Kim Yo-jong also warned the new U.S. administration of President Joe Biden not to engage in such hostile acts, saying it better not do things that would "keep it from getting a good night's sleep" if it wants to sleep well for the next four years.
It marked North Korea's first message toward the Biden government since its January inauguration. The statement also came ahead of planned trips to South Korea by U.S. Secretary of State Antony Blinken and Defense Secretary Lloyd Austin this week.
"South Korea has again chosen 'March of war' and 'March of crisis' instead of 'warm March' in front of all Korean people," Kim said in a statement carried by the Rodong Sinmun newspaper. "Whatever the South will do by following its master, it will be not easy that the warm spring days of three years that it strongly wants will return."
"We will keep an eye on the attitude and behavior of South Korea going forward and should it become more provocative, we could take special measures such as boldly scrap the inter-Korean military agreement," she added, referring to the deal signed in September 2018 to ease cross-border tensions.
Kim said that North Korea has no choice but to disband the Committee for the Peaceful Reunification of the Country handling cross-border affairs and dialogue, saying there is no reason for such an organization to exist anymore.
The statement also came after the White House said it has reached out to North Korea for talks, but the North has remained unresponsive.
South Korea and the U.S. kicked off their springtime combined military drills early last week involving a "minimum level of troops" given the coronavirus situation.

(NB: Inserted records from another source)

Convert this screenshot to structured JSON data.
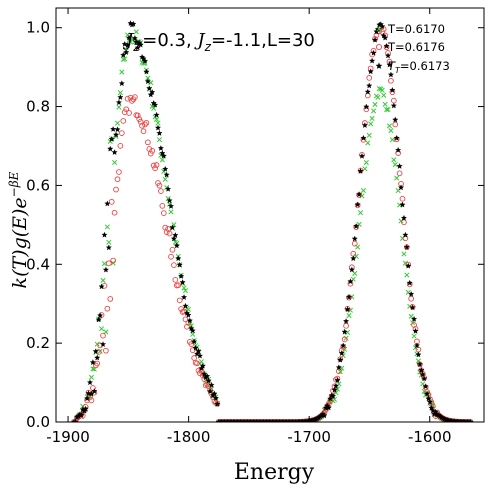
{
  "chart_data": {
    "type": "scatter",
    "title": "",
    "annotation": "J_{z'}=0.3, J_z=-1.1,L=30",
    "annotation_parts": {
      "p1_main": "J",
      "p1_sub": "z′",
      "p1_val": "=0.3, ",
      "p2_main": "J",
      "p2_sub": "z",
      "p2_val": "=-1.1,L=30"
    },
    "xlabel": "Energy",
    "ylabel": "k(T)g(E)e^{-βE}",
    "ylabel_parts": {
      "main": "k(T)g(E)e",
      "sup": "−βE"
    },
    "xlim": [
      -1910,
      -1555
    ],
    "ylim": [
      0.0,
      1.05
    ],
    "xticks": [
      "-1900",
      "-1800",
      "-1700",
      "-1600"
    ],
    "xtick_values": [
      -1900,
      -1800,
      -1700,
      -1600
    ],
    "yticks": [
      "0.0",
      "0.2",
      "0.4",
      "0.6",
      "0.8",
      "1.0"
    ],
    "ytick_values": [
      0.0,
      0.2,
      0.4,
      0.6,
      0.8,
      1.0
    ],
    "grid": false,
    "legend_position": "top-right",
    "series": [
      {
        "name": "T=0.6170",
        "legend_label": "T=0.6170",
        "marker": "x",
        "color": "#33cc33",
        "components": [
          {
            "center": -1848,
            "amplitude": 0.98,
            "width_left": 15,
            "width_right": 30,
            "start": -1893,
            "end": -1775
          },
          {
            "center": -1641,
            "amplitude": 0.84,
            "width_left": 17,
            "width_right": 17,
            "start": -1710,
            "end": -1570
          }
        ]
      },
      {
        "name": "T=0.6176",
        "legend_label": "T=0.6176",
        "marker": "o",
        "color": "#ee4444",
        "components": [
          {
            "center": -1848,
            "amplitude": 0.81,
            "width_left": 15,
            "width_right": 30,
            "start": -1893,
            "end": -1775
          },
          {
            "center": -1641,
            "amplitude": 1.0,
            "width_left": 17,
            "width_right": 17,
            "start": -1710,
            "end": -1570
          }
        ]
      },
      {
        "name": "T_T=0.6173",
        "legend_label_main": "T",
        "legend_label_sub": "T",
        "legend_label_val": "=0.6173",
        "marker": "*",
        "color": "#000000",
        "components": [
          {
            "center": -1848,
            "amplitude": 0.99,
            "width_left": 15,
            "width_right": 30,
            "start": -1893,
            "end": -1775
          },
          {
            "center": -1641,
            "amplitude": 1.0,
            "width_left": 17,
            "width_right": 17,
            "start": -1710,
            "end": -1570
          }
        ]
      }
    ]
  }
}
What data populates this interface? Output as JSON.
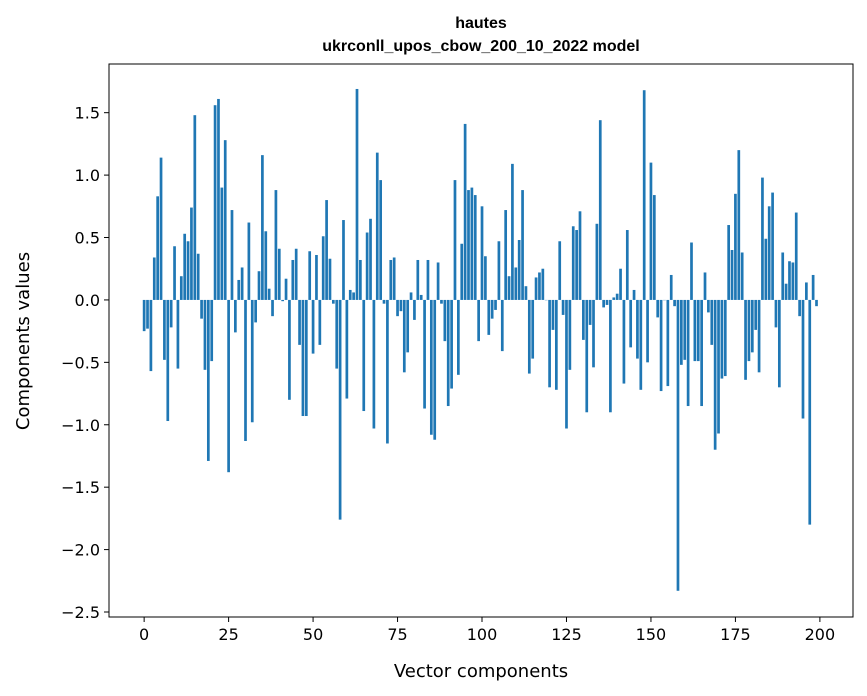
{
  "chart_data": {
    "type": "bar",
    "title": "hautes",
    "subtitle": "ukrconll_upos_cbow_200_10_2022 model",
    "xlabel": "Vector components",
    "ylabel": "Components values",
    "xlim": [
      -10.4,
      209.8
    ],
    "ylim": [
      -2.54,
      1.89
    ],
    "xticks": [
      0,
      25,
      50,
      75,
      100,
      125,
      150,
      175,
      200
    ],
    "xtick_labels": [
      "0",
      "25",
      "50",
      "75",
      "100",
      "125",
      "150",
      "175",
      "200"
    ],
    "yticks": [
      1.5,
      1.0,
      0.5,
      0.0,
      -0.5,
      -1.0,
      -1.5,
      -2.0,
      -2.5
    ],
    "ytick_labels": [
      "1.5",
      "1.0",
      "0.5",
      "0.0",
      "−0.5",
      "−1.0",
      "−1.5",
      "−2.0",
      "−2.5"
    ],
    "grid": false,
    "color": "#1f77b4",
    "values": [
      -0.25,
      -0.23,
      -0.57,
      0.34,
      0.83,
      1.14,
      -0.48,
      -0.97,
      -0.22,
      0.43,
      -0.55,
      0.19,
      0.53,
      0.47,
      0.74,
      1.48,
      0.37,
      -0.15,
      -0.56,
      -1.29,
      -0.49,
      1.56,
      1.61,
      0.9,
      1.28,
      -1.38,
      0.72,
      -0.26,
      0.16,
      0.26,
      -1.13,
      0.62,
      -0.98,
      -0.18,
      0.23,
      1.16,
      0.55,
      0.09,
      -0.13,
      0.88,
      0.41,
      -0.01,
      0.17,
      -0.8,
      0.32,
      0.41,
      -0.36,
      -0.93,
      -0.93,
      0.39,
      -0.43,
      0.36,
      -0.36,
      0.51,
      0.8,
      0.33,
      -0.03,
      -0.55,
      -1.76,
      0.64,
      -0.79,
      0.08,
      0.06,
      1.69,
      0.32,
      -0.89,
      0.54,
      0.65,
      -1.03,
      1.18,
      0.96,
      -0.03,
      -1.15,
      0.32,
      0.34,
      -0.13,
      -0.09,
      -0.58,
      -0.42,
      0.06,
      -0.16,
      0.32,
      0.04,
      -0.87,
      0.32,
      -1.08,
      -1.12,
      0.3,
      -0.03,
      -0.33,
      -0.85,
      -0.71,
      0.96,
      -0.6,
      0.45,
      1.41,
      0.88,
      0.9,
      0.84,
      -0.33,
      0.75,
      0.35,
      -0.28,
      -0.15,
      -0.08,
      0.47,
      -0.41,
      0.72,
      0.19,
      1.09,
      0.26,
      0.48,
      0.88,
      0.11,
      -0.59,
      -0.47,
      0.18,
      0.22,
      0.25,
      0.0,
      -0.7,
      -0.24,
      -0.72,
      0.47,
      -0.12,
      -1.03,
      -0.56,
      0.59,
      0.56,
      0.71,
      -0.32,
      -0.9,
      -0.2,
      -0.54,
      0.61,
      1.44,
      -0.06,
      -0.04,
      -0.9,
      0.02,
      0.05,
      0.25,
      -0.67,
      0.56,
      -0.38,
      0.08,
      -0.47,
      -0.72,
      1.68,
      -0.5,
      1.1,
      0.84,
      -0.14,
      -0.73,
      0.0,
      -0.69,
      0.2,
      -0.05,
      -2.33,
      -0.52,
      -0.48,
      -0.85,
      0.46,
      -0.49,
      -0.49,
      -0.85,
      0.22,
      -0.1,
      -0.36,
      -1.2,
      -1.07,
      -0.63,
      -0.61,
      0.6,
      0.4,
      0.85,
      1.2,
      0.38,
      -0.64,
      -0.49,
      -0.42,
      -0.24,
      -0.58,
      0.98,
      0.49,
      0.75,
      0.86,
      -0.22,
      -0.7,
      0.38,
      0.13,
      0.31,
      0.3,
      0.7,
      -0.13,
      -0.95,
      0.14,
      -1.8,
      0.2,
      -0.05
    ]
  }
}
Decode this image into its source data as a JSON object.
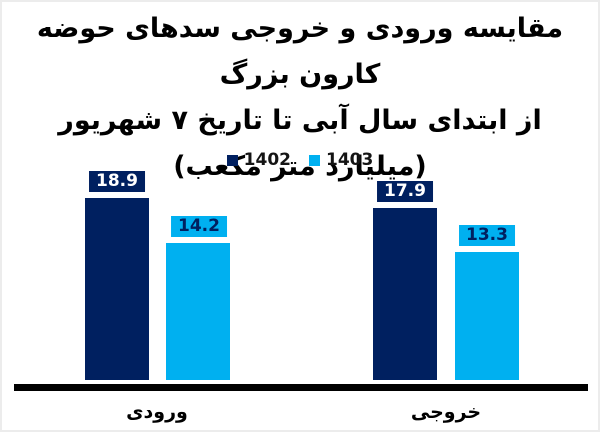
{
  "chart_data": {
    "type": "bar",
    "title_lines": [
      "مقایسه ورودی و خروجی سدهای حوضه کارون بزرگ",
      "از ابتدای سال آبی تا تاریخ ۷ شهریور",
      "(میلیارد متر مکعب)"
    ],
    "categories": [
      "ورودی",
      "خروجی"
    ],
    "series": [
      {
        "name": "1402",
        "color": "#002060",
        "values": [
          18.9,
          17.9
        ]
      },
      {
        "name": "1403",
        "color": "#00B0F0",
        "values": [
          14.2,
          13.3
        ]
      }
    ],
    "ylim": [
      0,
      19.5
    ],
    "grid": false,
    "y_axis_visible": false,
    "legend_position": "top-center",
    "value_labels": true,
    "text_direction": "rtl"
  },
  "colors": {
    "series_1402": "#002060",
    "series_1403": "#00B0F0",
    "axis_line": "#000000",
    "background": "#ffffff",
    "title_text": "#000000",
    "legend_text": "#141414",
    "label_text_on_dark": "#ffffff",
    "label_text_on_light": "#002060"
  }
}
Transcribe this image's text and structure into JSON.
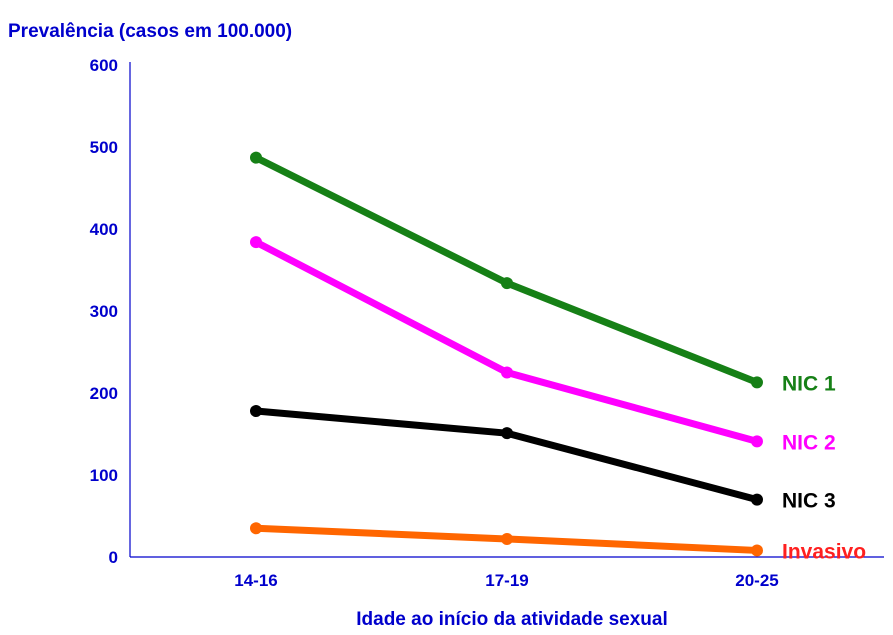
{
  "chart_data": {
    "type": "line",
    "title": "",
    "ylabel": "Prevalência (casos em 100.000)",
    "xlabel": "Idade ao início da atividade sexual",
    "categories": [
      "14-16",
      "17-19",
      "20-25"
    ],
    "ylim": [
      0,
      600
    ],
    "yticks": [
      "0",
      "100",
      "200",
      "300",
      "400",
      "500",
      "600"
    ],
    "grid": false,
    "series": [
      {
        "name": "NIC 1",
        "values": [
          487,
          334,
          213
        ],
        "color": "#168016"
      },
      {
        "name": "NIC 2",
        "values": [
          384,
          225,
          141
        ],
        "color": "#ff00ff"
      },
      {
        "name": "NIC 3",
        "values": [
          178,
          151,
          70
        ],
        "color": "#000000"
      },
      {
        "name": "Invasivo",
        "values": [
          35,
          22,
          8
        ],
        "color": "#ff6600",
        "label_color": "#ff2020"
      }
    ],
    "axis_color": "#0000cc",
    "text_color": "#0000cc"
  }
}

The drills will last until Thursday.
The North has long demanded an end to joint military drills between the allies, denouncing them as a rehearsal for invasion.
At a rare party congress in January, the North called for an end to such exercises, calling it a fundamental issue that needs to be addressed before improving inter-Korean relations. It has also urged the U.S. to give up any hostile policy toward the North.
Inter-Korean relations remain stalled since a summit between the U.S. and North Korea in early 2019 broke down without a deal on the North's denuclearization.
Cross-border ties got chilled further after the North blew up a liaison office in its border town of Kaesong last June in anger over anti-Pyongyang leaflets sent from the South.